File indexing with queue

To write files to a queue, use the tool only with the plugin write_file_queue.

The plugin will not analyze the file or document and index it to the search server, but writes only it's file name to the queue of the task queue manager.

So directed by the task queue manager the dedicated workers will do tasks like all the other plugins for analysis and indexing of the queued files.

File indexing queue

The filemonitoring tools or the REST-API write their requests to an queue.

So they can be processed in batch mode (to prevent that too much files processed at once will need to many limited resources like RAM) but parallel (as many workers as processors available), too.

Task queue manager

The queue is managed by Celery, so you can distribute or scale workers for the queue not only over multiple processors by parallel processing, but over multiple servers, too.

The preconfigured message broker for the preconfigured Celery is its default message broker RabbitMQ server.

Workers

The workers will do tasks like analysis and indexing of the queued files.
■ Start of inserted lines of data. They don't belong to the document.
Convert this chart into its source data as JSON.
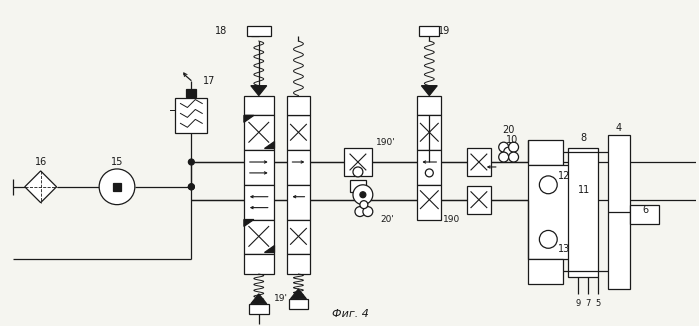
{
  "title": "Фиг. 4",
  "bg_color": "#f5f5f0",
  "line_color": "#1a1a1a",
  "lw": 0.9
}
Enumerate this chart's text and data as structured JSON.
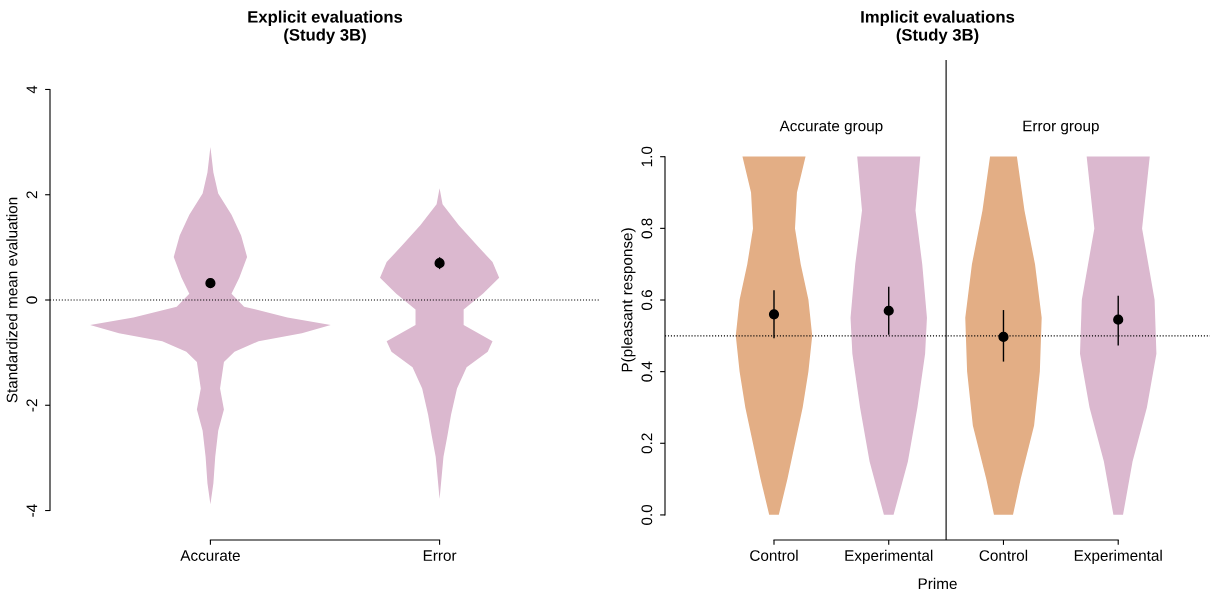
{
  "chart_data": [
    {
      "type": "scatter",
      "title": "Explicit evaluations\n(Study 3B)",
      "ylabel": "Standardized mean evaluation",
      "categories": [
        "Accurate",
        "Error"
      ],
      "ylim": [
        -4,
        4
      ],
      "yticks": [
        -4,
        -2,
        0,
        2,
        4
      ],
      "marker": "circle",
      "ref_lines": [
        {
          "axis": "y",
          "value": 0,
          "line_style": "dotted",
          "color": "#000000"
        }
      ],
      "series": [
        {
          "color": "#000000",
          "values": [
            0.32,
            0.7
          ],
          "errors": [
            [
              0.24,
              0.4
            ],
            [
              0.6,
              0.8
            ]
          ]
        }
      ]
    },
    {
      "type": "scatter",
      "title": "Implicit evaluations\n(Study 3B)",
      "ylabel": "P(pleasant response)",
      "xlabel": "Prime",
      "categories": [
        "Control",
        "Experimental",
        "Control",
        "Experimental"
      ],
      "ylim": [
        0,
        1
      ],
      "yticks": [
        {
          "value": 0,
          "label": "0.0"
        },
        0.2,
        0.4,
        0.6,
        0.8,
        {
          "value": 1,
          "label": "1.0"
        }
      ],
      "marker": "circle",
      "annotations": [
        "Accurate group",
        "Error group"
      ],
      "ref_lines": [
        {
          "axis": "y",
          "value": 0.5,
          "line_style": "dotted",
          "color": "#000000"
        }
      ],
      "series": [
        {
          "color": "#000000",
          "values": [
            0.56,
            0.57,
            0.497,
            0.545
          ],
          "errors": [
            [
              0.495,
              0.625
            ],
            [
              0.505,
              0.635
            ],
            [
              0.43,
              0.57
            ],
            [
              0.475,
              0.61
            ]
          ]
        }
      ]
    }
  ]
}
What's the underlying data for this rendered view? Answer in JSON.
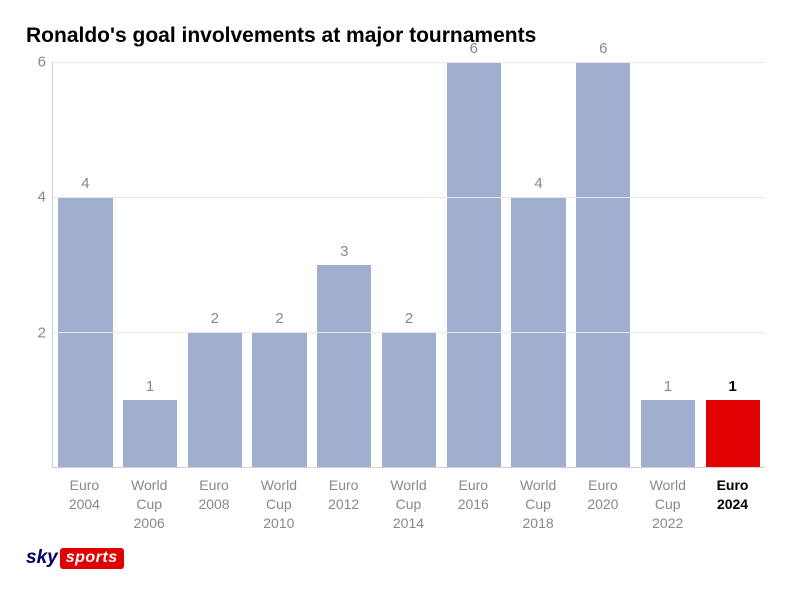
{
  "title": "Ronaldo's goal involvements at major tournaments",
  "chart": {
    "type": "bar",
    "ymax": 6,
    "yticks": [
      2,
      4,
      6
    ],
    "gridline_color": "#e8e8e8",
    "axis_color": "#d0d0d0",
    "default_bar_color": "#a0aed0",
    "default_label_color": "#888888",
    "highlight_bar_color": "#e20000",
    "highlight_label_color": "#000000",
    "bars": [
      {
        "label_line1": "Euro",
        "label_line2": "2004",
        "value": 4,
        "highlight": false
      },
      {
        "label_line1": "World",
        "label_line2": "Cup",
        "label_line3": "2006",
        "value": 1,
        "highlight": false
      },
      {
        "label_line1": "Euro",
        "label_line2": "2008",
        "value": 2,
        "highlight": false
      },
      {
        "label_line1": "World",
        "label_line2": "Cup",
        "label_line3": "2010",
        "value": 2,
        "highlight": false
      },
      {
        "label_line1": "Euro",
        "label_line2": "2012",
        "value": 3,
        "highlight": false
      },
      {
        "label_line1": "World",
        "label_line2": "Cup",
        "label_line3": "2014",
        "value": 2,
        "highlight": false
      },
      {
        "label_line1": "Euro",
        "label_line2": "2016",
        "value": 6,
        "highlight": false
      },
      {
        "label_line1": "World",
        "label_line2": "Cup",
        "label_line3": "2018",
        "value": 4,
        "highlight": false
      },
      {
        "label_line1": "Euro",
        "label_line2": "2020",
        "value": 6,
        "highlight": false
      },
      {
        "label_line1": "World",
        "label_line2": "Cup",
        "label_line3": "2022",
        "value": 1,
        "highlight": false
      },
      {
        "label_line1": "Euro",
        "label_line2": "2024",
        "value": 1,
        "highlight": true
      }
    ]
  },
  "logo": {
    "part1": "sky",
    "part2": "sports"
  }
}
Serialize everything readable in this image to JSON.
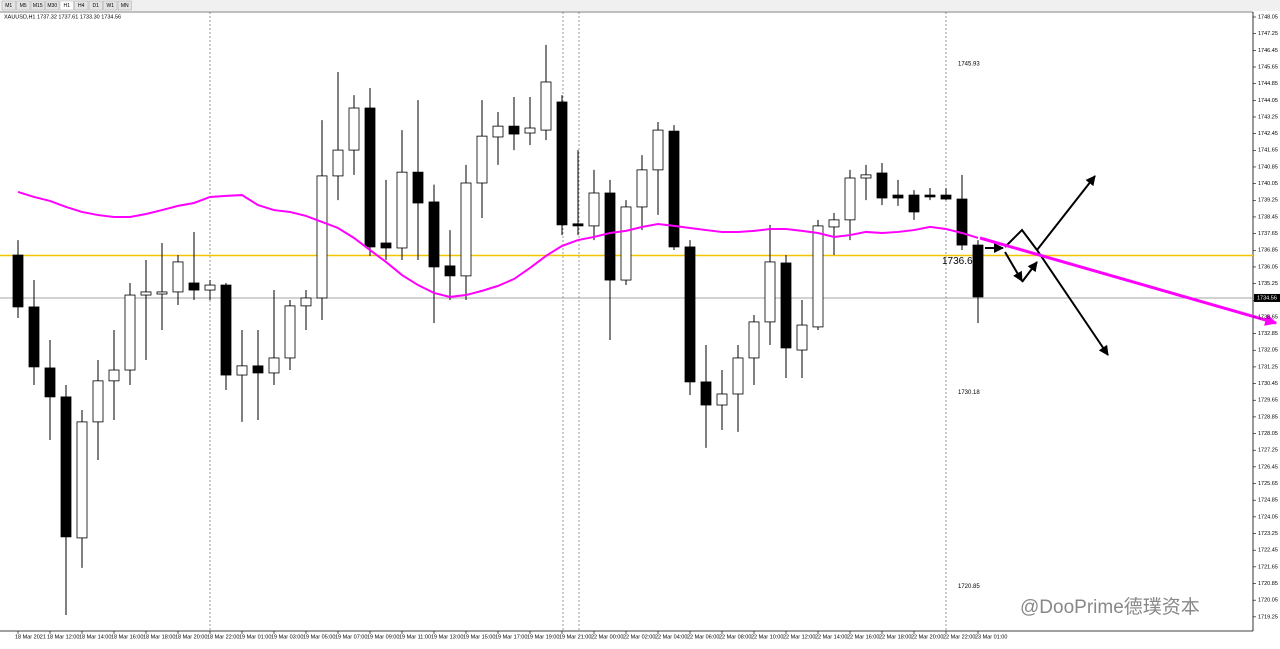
{
  "toolbar": {
    "timeframes": [
      "M1",
      "M5",
      "M15",
      "M30",
      "H1",
      "H4",
      "D1",
      "W1",
      "MN"
    ]
  },
  "header": "XAUUSD,H1  1737.32 1737.61 1733.30 1734.56",
  "watermark": "@DooPrime德璞资本",
  "chart_data": {
    "type": "candlestick",
    "categories": [
      "18 Mar 2021",
      null,
      "18 Mar 12:00",
      null,
      "18 Mar 14:00",
      null,
      "18 Mar 16:00",
      null,
      "18 Mar 18:00",
      null,
      "18 Mar 20:00",
      null,
      "18 Mar 22:00",
      null,
      "19 Mar 01:00",
      null,
      "19 Mar 03:00",
      null,
      "19 Mar 05:00",
      null,
      "19 Mar 07:00",
      null,
      "19 Mar 09:00",
      null,
      "19 Mar 11:00",
      null,
      "19 Mar 13:00",
      null,
      "19 Mar 15:00",
      null,
      "19 Mar 17:00",
      null,
      "19 Mar 19:00",
      null,
      "19 Mar 21:00",
      null,
      "22 Mar 00:00",
      null,
      "22 Mar 02:00",
      null,
      "22 Mar 04:00",
      null,
      "22 Mar 06:00",
      null,
      "22 Mar 08:00",
      null,
      "22 Mar 10:00",
      null,
      "22 Mar 12:00",
      null,
      "22 Mar 14:00",
      null,
      "22 Mar 16:00",
      null,
      "22 Mar 18:00",
      null,
      "22 Mar 20:00",
      null,
      "22 Mar 22:00",
      null,
      "23 Mar 01:00"
    ],
    "open": [
      1736.62,
      1734.13,
      1731.2,
      1729.81,
      1723.04,
      1728.61,
      1730.58,
      1731.1,
      1734.7,
      1734.75,
      1734.85,
      1735.28,
      1734.94,
      1735.18,
      1730.86,
      1731.3,
      1730.96,
      1731.68,
      1734.18,
      1734.56,
      1740.42,
      1741.66,
      1743.68,
      1737.2,
      1736.96,
      1740.6,
      1739.17,
      1736.1,
      1735.62,
      1740.08,
      1742.29,
      1742.81,
      1742.48,
      1742.62,
      1743.97,
      1738.12,
      1738.02,
      1739.6,
      1735.42,
      1738.93,
      1740.71,
      1742.57,
      1737.01,
      1730.53,
      1729.42,
      1729.95,
      1731.68,
      1733.41,
      1736.24,
      1732.06,
      1733.17,
      1737.97,
      1738.31,
      1740.32,
      1740.56,
      1739.5,
      1739.5,
      1739.5,
      1739.5,
      1739.31,
      1737.1
    ],
    "high": [
      1737.34,
      1735.42,
      1732.54,
      1730.38,
      1729.18,
      1731.58,
      1733.02,
      1735.28,
      1736.38,
      1737.2,
      1736.62,
      1737.73,
      1735.42,
      1735.28,
      1733.02,
      1733.02,
      1734.94,
      1734.46,
      1734.94,
      1743.1,
      1745.41,
      1744.3,
      1744.64,
      1740.23,
      1742.62,
      1744.06,
      1740.0,
      1737.82,
      1740.95,
      1744.06,
      1743.49,
      1744.21,
      1744.21,
      1746.71,
      1744.3,
      1741.66,
      1740.71,
      1740.23,
      1739.26,
      1741.42,
      1743.01,
      1742.86,
      1737.34,
      1732.3,
      1731.1,
      1732.3,
      1733.74,
      1738.07,
      1736.62,
      1734.46,
      1738.31,
      1738.64,
      1740.71,
      1740.95,
      1741.04,
      1740.23,
      1739.74,
      1739.84,
      1739.84,
      1740.47,
      1737.34
    ],
    "low": [
      1733.6,
      1730.38,
      1727.74,
      1719.34,
      1721.6,
      1726.78,
      1728.7,
      1730.38,
      1731.58,
      1733.02,
      1734.22,
      1734.46,
      1734.46,
      1730.14,
      1728.61,
      1728.7,
      1730.38,
      1731.1,
      1733.02,
      1733.5,
      1739.26,
      1740.47,
      1736.58,
      1736.38,
      1736.38,
      1736.38,
      1733.36,
      1734.46,
      1734.46,
      1738.4,
      1740.95,
      1741.66,
      1741.9,
      1742.14,
      1737.58,
      1737.58,
      1737.34,
      1732.54,
      1735.18,
      1737.82,
      1738.55,
      1736.86,
      1729.9,
      1727.36,
      1728.22,
      1728.13,
      1730.38,
      1732.3,
      1730.72,
      1730.72,
      1733.02,
      1736.62,
      1737.34,
      1739.26,
      1739.02,
      1738.98,
      1738.31,
      1739.26,
      1739.26,
      1736.86,
      1733.36
    ],
    "close": [
      1734.13,
      1731.25,
      1729.81,
      1723.09,
      1728.61,
      1730.58,
      1731.1,
      1734.7,
      1734.85,
      1734.85,
      1736.29,
      1734.94,
      1735.18,
      1730.86,
      1731.3,
      1730.96,
      1731.68,
      1734.18,
      1734.56,
      1740.42,
      1741.66,
      1743.68,
      1737.01,
      1736.96,
      1740.6,
      1739.12,
      1736.05,
      1735.62,
      1740.08,
      1742.33,
      1742.81,
      1742.43,
      1742.72,
      1744.93,
      1738.07,
      1738.02,
      1739.6,
      1735.42,
      1738.93,
      1740.71,
      1742.62,
      1737.01,
      1730.53,
      1729.42,
      1729.95,
      1731.68,
      1733.41,
      1736.29,
      1732.16,
      1733.26,
      1738.02,
      1738.31,
      1740.32,
      1740.47,
      1739.36,
      1739.36,
      1738.69,
      1739.41,
      1739.31,
      1737.1,
      1734.61
    ],
    "up_color": "#ffffff",
    "down_color": "#000000",
    "overlay_color": "#ff00ff",
    "overlay_values": [
      1739.65,
      1739.41,
      1739.22,
      1738.93,
      1738.69,
      1738.54,
      1738.45,
      1738.45,
      1738.59,
      1738.78,
      1738.98,
      1739.12,
      1739.41,
      1739.46,
      1739.5,
      1739.02,
      1738.78,
      1738.69,
      1738.5,
      1738.21,
      1737.92,
      1737.44,
      1736.86,
      1736.29,
      1735.66,
      1735.18,
      1734.8,
      1734.61,
      1734.7,
      1734.9,
      1735.14,
      1735.47,
      1736.0,
      1736.58,
      1737.06,
      1737.34,
      1737.49,
      1737.68,
      1737.78,
      1737.97,
      1738.11,
      1738.02,
      1737.92,
      1737.82,
      1737.73,
      1737.73,
      1737.78,
      1737.87,
      1737.87,
      1737.78,
      1737.68,
      1737.49,
      1737.58,
      1737.73,
      1737.68,
      1737.73,
      1737.82,
      1737.97,
      1737.87,
      1737.68,
      1737.44
    ],
    "level_line": 1736.6,
    "level_color": "#f5c400",
    "current_price": 1734.56,
    "price_annotations": [
      1745.93,
      1730.18,
      1720.85
    ],
    "ylim": [
      1718.57,
      1748.29
    ],
    "yticks": [
      1748.05,
      1747.25,
      1746.45,
      1745.65,
      1744.85,
      1744.05,
      1743.25,
      1742.45,
      1741.65,
      1740.85,
      1740.05,
      1739.25,
      1738.45,
      1737.65,
      1736.85,
      1736.05,
      1735.25,
      1734.45,
      1733.65,
      1732.85,
      1732.05,
      1731.25,
      1730.45,
      1729.65,
      1728.85,
      1728.05,
      1727.25,
      1726.45,
      1725.65,
      1724.85,
      1724.05,
      1723.25,
      1722.45,
      1721.65,
      1720.85,
      1720.05,
      1719.25
    ]
  }
}
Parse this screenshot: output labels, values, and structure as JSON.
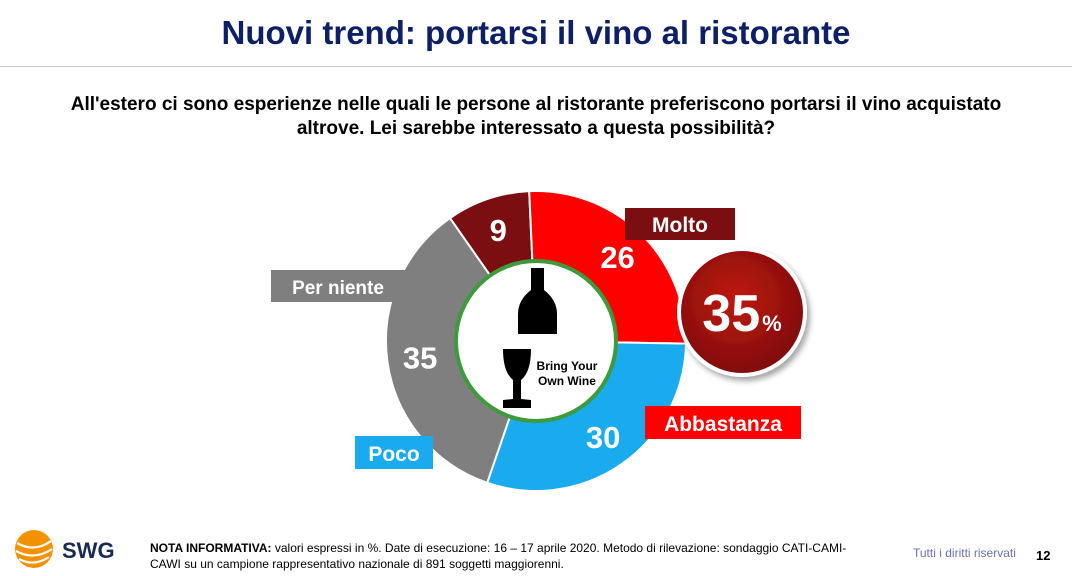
{
  "title": "Nuovi trend: portarsi il vino al ristorante",
  "question_line1": "All'estero ci sono esperienze nelle quali le persone al ristorante preferiscono portarsi il vino acquistato",
  "question_line2": "altrove.  Lei sarebbe interessato a questa possibilità?",
  "chart_data": {
    "type": "pie",
    "variant": "donut",
    "unit": "%",
    "slices": [
      {
        "label": "Molto",
        "value": 9,
        "color": "#7a0e10"
      },
      {
        "label": "Abbastanza",
        "value": 26,
        "color": "#ff0000"
      },
      {
        "label": "Poco",
        "value": 30,
        "color": "#1aabef"
      },
      {
        "label": "Per niente",
        "value": 35,
        "color": "#7f7f7f"
      }
    ],
    "total_badge": {
      "value": "35",
      "unit": "%"
    },
    "center_text": [
      "Bring Your",
      "Own Wine"
    ]
  },
  "footer": {
    "note_label": "NOTA INFORMATIVA:",
    "note_text": " valori espressi in %. Date di esecuzione: 16 – 17 aprile 2020. Metodo di rilevazione: sondaggio CATI-CAMI-CAWI su un campione rappresentativo nazionale di 891 soggetti maggiorenni.",
    "rights": "Tutti i diritti riservati",
    "page": "12"
  },
  "logo": {
    "text": "SWG",
    "icon": "globe-icon",
    "color": "#f39200"
  }
}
The workers are implemented by etl/tasks.py and will be started automatically on boot by the service opensemanticsearch.

For security reasons the service runs as user opensemanticetl with limited rights

So you must give read access to this user for all files you want to index.

User interfaces for queue management and monitoring

If you need to manage or monitor yet queued entries or existing queues, there are several Celery user interfaces you can use for that.